The material particles 2 have a continuous length distribution between > 0 (fines) to < 120 mm. Generally, it is always possible, that there are also some material particles with a length bigger than 120 mm. However, the portion is almost negligible. Thanks to the continuous length distribution, nearly all material particle lengths are represented in the above areas. Effort requiring screening processes are not necessary for to obtaining an OSSB panel with the desired mechanical properties.

Through selecting the operation configuration 11, 12 at the scattering heads 1, a multiplicity of different products can be produced without mentionable re-setups in the production line.
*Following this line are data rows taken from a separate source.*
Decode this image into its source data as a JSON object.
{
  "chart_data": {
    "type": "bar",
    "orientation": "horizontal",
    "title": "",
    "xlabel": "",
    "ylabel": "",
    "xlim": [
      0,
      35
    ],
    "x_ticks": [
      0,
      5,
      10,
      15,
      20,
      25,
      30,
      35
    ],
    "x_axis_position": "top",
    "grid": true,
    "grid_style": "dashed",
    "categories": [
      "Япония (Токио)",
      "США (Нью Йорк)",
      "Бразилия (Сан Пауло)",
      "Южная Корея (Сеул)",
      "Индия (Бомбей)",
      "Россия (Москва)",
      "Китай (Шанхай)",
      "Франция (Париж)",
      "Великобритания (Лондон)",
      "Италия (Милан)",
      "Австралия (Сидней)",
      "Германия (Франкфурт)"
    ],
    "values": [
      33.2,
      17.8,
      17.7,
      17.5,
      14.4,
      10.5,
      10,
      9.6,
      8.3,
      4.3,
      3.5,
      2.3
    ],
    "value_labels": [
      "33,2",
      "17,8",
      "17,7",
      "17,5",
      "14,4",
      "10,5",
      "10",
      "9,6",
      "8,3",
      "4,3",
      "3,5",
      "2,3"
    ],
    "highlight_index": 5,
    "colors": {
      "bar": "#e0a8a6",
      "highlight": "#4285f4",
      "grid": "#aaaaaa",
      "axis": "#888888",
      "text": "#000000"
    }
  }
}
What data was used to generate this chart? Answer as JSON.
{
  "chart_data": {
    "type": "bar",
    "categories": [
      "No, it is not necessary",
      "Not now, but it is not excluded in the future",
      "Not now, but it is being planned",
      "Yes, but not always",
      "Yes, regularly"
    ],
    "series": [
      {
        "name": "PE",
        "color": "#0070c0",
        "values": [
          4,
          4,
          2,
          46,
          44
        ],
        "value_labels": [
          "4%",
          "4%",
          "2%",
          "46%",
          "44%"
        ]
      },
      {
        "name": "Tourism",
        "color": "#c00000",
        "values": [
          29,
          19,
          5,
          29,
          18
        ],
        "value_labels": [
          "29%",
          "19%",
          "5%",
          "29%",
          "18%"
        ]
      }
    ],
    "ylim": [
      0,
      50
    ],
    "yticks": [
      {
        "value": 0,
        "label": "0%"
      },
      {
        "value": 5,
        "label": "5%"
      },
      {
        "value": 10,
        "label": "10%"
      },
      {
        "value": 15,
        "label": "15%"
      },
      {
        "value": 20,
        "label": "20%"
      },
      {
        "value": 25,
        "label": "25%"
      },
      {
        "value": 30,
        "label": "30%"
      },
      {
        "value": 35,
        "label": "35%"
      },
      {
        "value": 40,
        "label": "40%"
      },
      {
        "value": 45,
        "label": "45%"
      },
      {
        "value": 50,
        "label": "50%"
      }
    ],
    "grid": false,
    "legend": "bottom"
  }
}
In addition, the product properties can be further targeted influenced by the decision about activation of non, one or both distribution heads 18, by the decision about the respective material particles throughput volumes at the scattering head 1 and distribution head 18 as well as by the selection of the materials for processing in a distribution head 18.

The basic concept is generally also suitable for use in the food industry, where for example mass-produced pastry goods only differ in the layer composition related to the length distribution and thickness.

Particularly, straw also means reed. Particularly, the disk distance at centrally arranged spindles is at least 10 mm, preferably 15 mm, very preferred 18 mm, and/or at most 30 mm, preferably 25 mm, very preferred 22mm.

Particularly, there is provided a big disk distance at outwardly arranged spindles, preferably with a disk distance of at least 30 mm, preferably 35 mm, very preferred 40 mm, and/or at most 55 mm, preferably 55 mm, very preferred 45 mm.

Through providing a low disk distance at centrally arranged spindles in the above described ranges and/or a big disk distance at outwardly arranged spindles in the above described ranges, a screening effect can be enabled in a very easy way, wherein short material particles can fall in the center and long material particles can fall outwards at the scattering head on the conveyor belt. The earlier described advantageous effects can thereby further increased.

Particularly, flat shaped disks have a diameter of at least 200 mm, preferably 300 mm, very preferred 350 mm, and/or at most 600 mm, preferably 500 mm, very preferred 450 mm.

The above described disk distances and disks diameter can result in a very reliable screening effect with very long material particles in a length range of up to 120 mm and higher despite the issues described in WO0202886 in the context of long, split straw strands. Furthermore, a sort out of unwanted, rough components such as not-split nodes at one end of the scattering head is enabled.

Particularly, the disks or the flat shaped disks are made of non-ferrous materials such as aluminum. This helps to reduce weight and at the same time obtain very good damage resistance.

As an option, nevertheless also some or all disks can be provided made of a ferrous material.